Deux années de carrière supplémentaires : une opportunité d'épargne
Travailler deux ans de plus signifie aussi deux années supplémentaires de versements sur son PER. Sur un versement mensuel de 300 €, ce sont 7 200 € de capital supplémentaire constitué (plus les intérêts capitalisés). La réforme, perçue négativement sur le plan social, offre paradoxalement une fenêtre d'épargne élargie aux épargnants qui anticipent.
Un taux de remplacement en baisse : l'urgence d'épargner
Le Conseil d'Orientation des Retraites (COR) anticipe une baisse progressive du taux de remplacement (rapport entre la pension et le dernier salaire) pour toutes les catégories de travailleurs. Cette baisse structurelle renforce la nécessité de constituer une épargne complémentaire via le PER.
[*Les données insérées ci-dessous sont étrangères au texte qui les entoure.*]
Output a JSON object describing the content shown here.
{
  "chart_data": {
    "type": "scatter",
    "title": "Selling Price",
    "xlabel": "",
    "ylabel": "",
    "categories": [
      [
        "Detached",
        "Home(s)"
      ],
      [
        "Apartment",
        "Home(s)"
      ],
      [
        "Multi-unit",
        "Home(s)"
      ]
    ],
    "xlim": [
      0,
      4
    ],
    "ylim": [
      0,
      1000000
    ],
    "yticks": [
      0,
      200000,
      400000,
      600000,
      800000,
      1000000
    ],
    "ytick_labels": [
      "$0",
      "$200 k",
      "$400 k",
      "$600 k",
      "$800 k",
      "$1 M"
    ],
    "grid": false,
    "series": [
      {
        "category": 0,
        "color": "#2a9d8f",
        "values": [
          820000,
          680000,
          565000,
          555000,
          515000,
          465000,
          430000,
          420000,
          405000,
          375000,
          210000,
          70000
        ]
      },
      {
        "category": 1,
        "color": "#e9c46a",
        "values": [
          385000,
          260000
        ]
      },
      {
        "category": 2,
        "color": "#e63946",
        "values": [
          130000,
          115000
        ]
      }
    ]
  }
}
La fenêtre de départ anticipé : le PER comme porte de sortie
La réforme maintient plusieurs dispositifs de départ anticipé (carrières longues, invalidité, pénibilité). Mais pour ceux qui souhaitent partir avant 64 ans sans remplir ces conditions, un capital PER suffisant peut permettre de se constituer un « pont de revenus » entre la cessation d'activité et le déclenchement de la pension obligatoire.
Exemple concret
Un cadre souhaitant partir à 62 ans (2 ans avant l'âge légal) a besoin de se constituer un capital de remplacement. Avec un PER de 150 000 € et une sortie en capital fractionnée sur 2 ans, il dispose de 75 000 € bruts par an pour couvrir ses besoins, avant de percevoir sa pension à 64 ans.